In the week before Mother’s Day, BabbelOn presents readers with the following public transport vignette.
One morning, a boy boards the 203 bus to Wynyard and buys a ticket, with his mother and two younger boys (possibly his brothers) waiting behind him.
As he walks to the back of the bus, his mother helpfully observes, in a voice that all can hear:
“He’s in training, he’s going to high school next year.”
Ah, mothers.
Unfortunately for the lad, his humiliation is only beginning.
Our young hero sits near the back, in an area that would normally be considered cool. His mother plants herself next to him, instantly raising the temperature from cool to smothered.
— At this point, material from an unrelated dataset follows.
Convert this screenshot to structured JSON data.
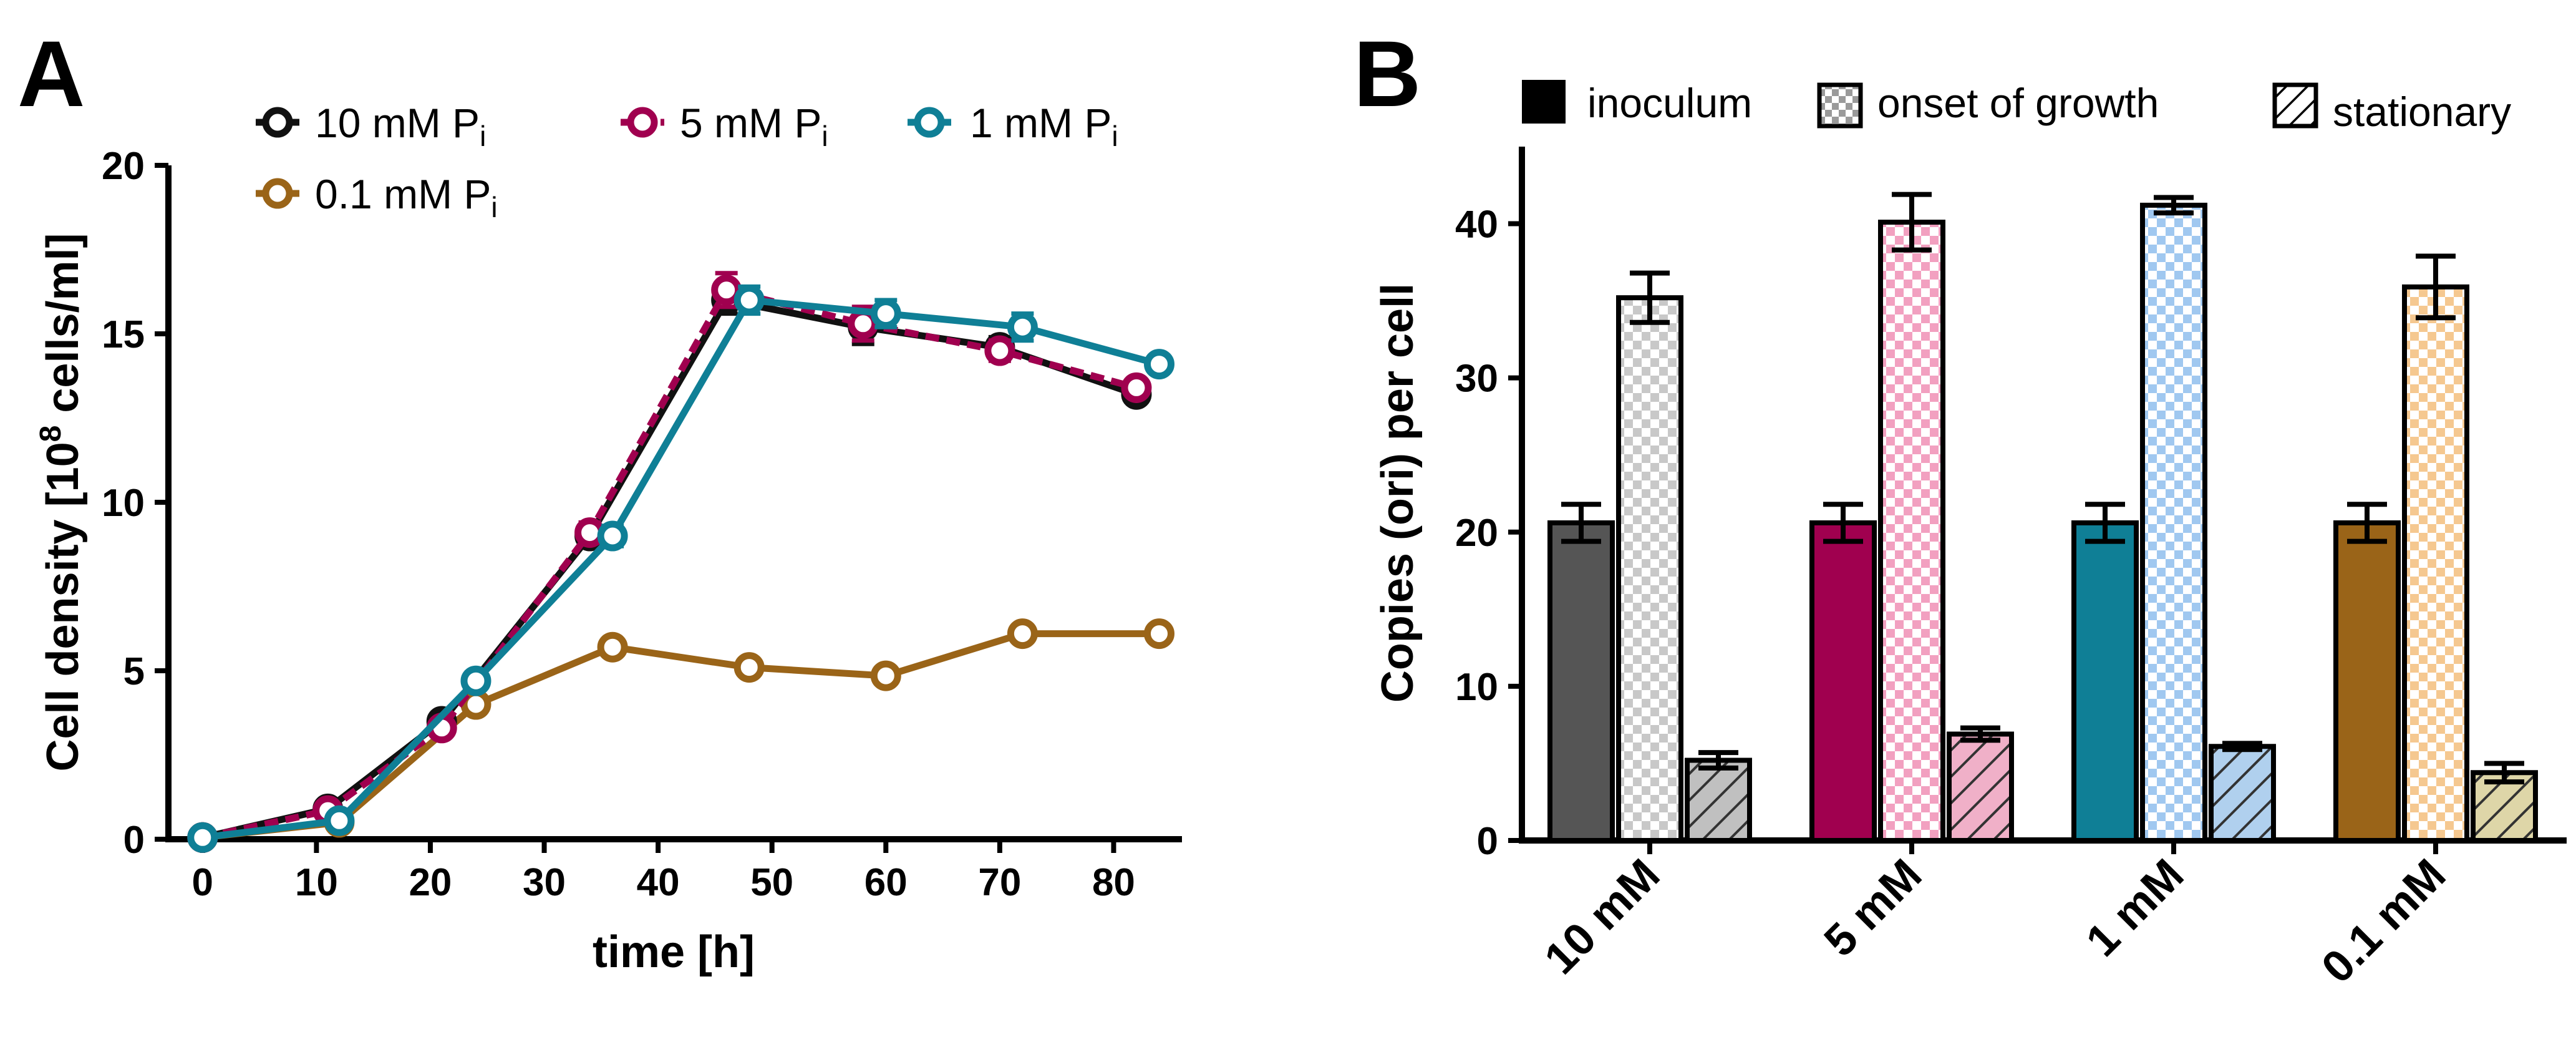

The younger boys sit in front. Not quite far enough away as it turns out.
Now begins the running commentary. BabbelOn gives up all hope of reading his novel.
“You need to sit near a window so you can memorise all of this.”
Ironically, our hero is probably trying to forget as much as possible. He nevertheless stares out the window, like a condemned man planning a desperate escape.
He makes a few quiet “boom boom” noises. This raises Mum’s ire.
“Now I’ve got a problem.”
(You certainly appear to, your correspondent notes uncharitably.)
“Give up the beatbox sounds. Maybe you do need the special needs high school after all. You are extremely bright, athletically gifted, you know a lot about sailing, you’re a really good swimmer, there is just this one thing to work on.”
Presumably the beatbox.
The kid yawns. Gutsy.
“And don’t yawn like that. Only a one year old yawns like that. You’re 11.”
The younger boys don’t escape her hawk-like eye:
“Why can’t they just sit on the seats. They’re going to hit their heads on the aluminium bar.”
And, in a voice that stuns all on the bus:
“Nicholas, put your head up!”
Nicholas gives himself whiplash.
Back to the eldest victim.
“If there’s an accident, stay on the bus unless you’re a witness.”
On reflection, this statement doesn’t even make sense. If you’re a witness, get off the bus? Meanwhile, the kid is probably praying for an accident, any accident.
“When you do the silly noise [BabbelOn didn't hear it] I’m just going to tap you on the arm to remind you.”
She begins tapping on his arm. Jesus. How much more can the kid take? These are the cases that don’t get reported to DOCS.
(Or maybe they do and that is why nearly 20% of all NSW school kids are “known” to DOCS. The government’s response to these appalling figures was to raise the threshhold for mandatory reporting to only cover children at risk of ”significant harm”.)
But BabbelOn digresses.
“We’re pretty close to your stop now Tom.”
The kid bangs the window softly with his head, like a bear in a cage. Nearly there, not much longer. Mum is not finished yet though. And she saves the best for last.
“Is this autonomic, like spasticity?”
BabbelOn is not making this up, she actually used the words autonomic and spasticity in the same sentence, in the context of her offspring, in public, in earshot of, well, everyone within earshot.
“There’s the library. If you want to meet someone after school, like a girl, the library would be a good place, it’s on the way home.”
At last! A spark of humanity! The harpy has a heart!
Perhaps there is hope for the boy, assuming he can overcome his spasticity and his beatboxing.